YAŞADIKLARINI ANLATTI
Yaşanan 58 günlük zor süreci anlatan Sinan Tunç, "15 arkadaşımla birlikte İspanya'ya çalışmak için yola çıktık. Oraya gittiğimiz koronavirüs nedeniyle olağanüstü durum olduğu için bizi geri çevirdiler. Türkiye'ye döndük. Burada da bize kabul edemediklerini söylediler. Yunanistan Pire Limanı'ndan tahliye olacaktık ama orada yaşanan bir vakadan dolayı izin verilmedi. Orada gemide beklerken, bir olan vaka Yunan basından öğrendiğimize göre 120'ye çıktı. Bu 120 kişiden 65'i Türk'tü. Bunun içinde ben de vardım. Ondan sonra bizim için daha zor bir süreç başladı. Kendi imkanlarımızla ailelerimize ve yetkililere sesimizi duyurmaya çalıştık. Bu da sonuç verdi. Gemide karantinada bekletildik. Bu süre bittikten sonra Türkiye'ye döndük. Türkiye'de 14 günlük karantina sürecinde 2 gün ben de hastanede kaldım. 4 Nisan'da buradaki karantina sürecimiz de doldu. Eve döndük. Sürecin böyle bitmesi bizi mutlu etti. Ailelerimize de kavuştuk" dedi.
"HASTALIĞI DEĞİL, İNSANLARI İZOLE ETMEYE ÇALIŞTILAR"
Gemide çok zor günlerin geçtiğine değinen Tunç, "Hiçbir şeyden haberimiz yoktu. Karaya ayak basamıyorduk. Durumu öğrendikten sonra herkeste bir panik havası esmeye başladı. Duruma müdahale edilmemesi bizi çok çaresiz bıraktı. Sahipsiz kaldığımızı düşündük. Psikolojik olarak çok zor anlar geçirdik. Yapılan konuşmalardan sonra süreç hızlanınca rahatladık ve o günleri atlattık. Gemide virüs çok fazla önemsenmedi. Bize normal bir grip vakası olduğunu söylediler. 540 odalı gemide, 120 odada insanları 3'er kişi ile tuttular. Hastalığı izole etmeye değil, insanları izole etmeye çalıştılar. İnsanları susturmaya çalıştılar. Süreç ortaya çıkınca iş işten geçti" diye konuştu.
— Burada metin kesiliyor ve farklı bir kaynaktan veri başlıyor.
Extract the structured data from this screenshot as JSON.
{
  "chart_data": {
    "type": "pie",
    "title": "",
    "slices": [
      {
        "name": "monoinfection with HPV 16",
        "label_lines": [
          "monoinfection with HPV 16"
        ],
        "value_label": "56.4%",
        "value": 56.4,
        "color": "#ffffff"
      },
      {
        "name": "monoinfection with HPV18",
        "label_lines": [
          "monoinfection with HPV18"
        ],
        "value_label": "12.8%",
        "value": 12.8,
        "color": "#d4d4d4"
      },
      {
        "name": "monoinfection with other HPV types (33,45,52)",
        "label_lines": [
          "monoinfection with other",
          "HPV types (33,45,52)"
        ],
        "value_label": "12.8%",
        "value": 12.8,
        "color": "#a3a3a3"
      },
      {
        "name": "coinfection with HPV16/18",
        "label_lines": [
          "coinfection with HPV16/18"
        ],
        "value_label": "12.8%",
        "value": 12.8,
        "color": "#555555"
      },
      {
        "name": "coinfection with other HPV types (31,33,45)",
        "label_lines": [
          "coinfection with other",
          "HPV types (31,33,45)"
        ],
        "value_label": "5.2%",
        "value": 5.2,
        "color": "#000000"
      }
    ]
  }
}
'TÜRKİYE OLMASAYDI BİZ HALEN ORADAYDIK'
Türkiye'nin kurtulmalarındaki öneminin çok büyük olduğunu vurgulayan Tunç, "Biz geriye geldiğimizde Türk yetkililer, 'deniz yoluyla nakledelim’ demiş. Ama gemi yetkilileri, Yunanistan'da yapacaklarını düşünerek oraya gitmiş. Orada da OHAL vardı. Türk yetkililer sesimizi duyunca işlem çok hızlandı. Türkiye olmasaydı biz halen oradaydık. Gemi yetkilileri, Yunanistan'a güvenerek gitti. Ama tersi oldu. Yunanistan'da virüs halk tarafından çok ciddiye alınmadığını gördük. Gemide pozitif çıkanları almaya gelenlerde maske ve eldiven bile yoktu. Ama biz Türkiye'ye ilk girdiğimizde fark ettik. Şoförüne kadar herkeste tedbir vardı. Türkiye ile Yunanistan arasında çok fark vardı" diye yaşadıklarını anlattı.
OĞULLARINA KAVUŞMANIN MUTLULUĞUNU YAŞADILAR
Baba Haydar Tunç ise, "Oğluma kavuştuk, aramıza döndüğü için çok memnun olduk" derken, anne Hediye Tunç ise, “Oğlumun bize kavuşması için sesini duyuran öncelikle basına çok teşekkür ederim. Oğlumun gelişi ve onunla beraber olmamız bizim için en büyük mutluluk oldu. Sağlık bir şekilde kavuştuğumuz için çok mutluyuz" diyerek sevincini paylaştı.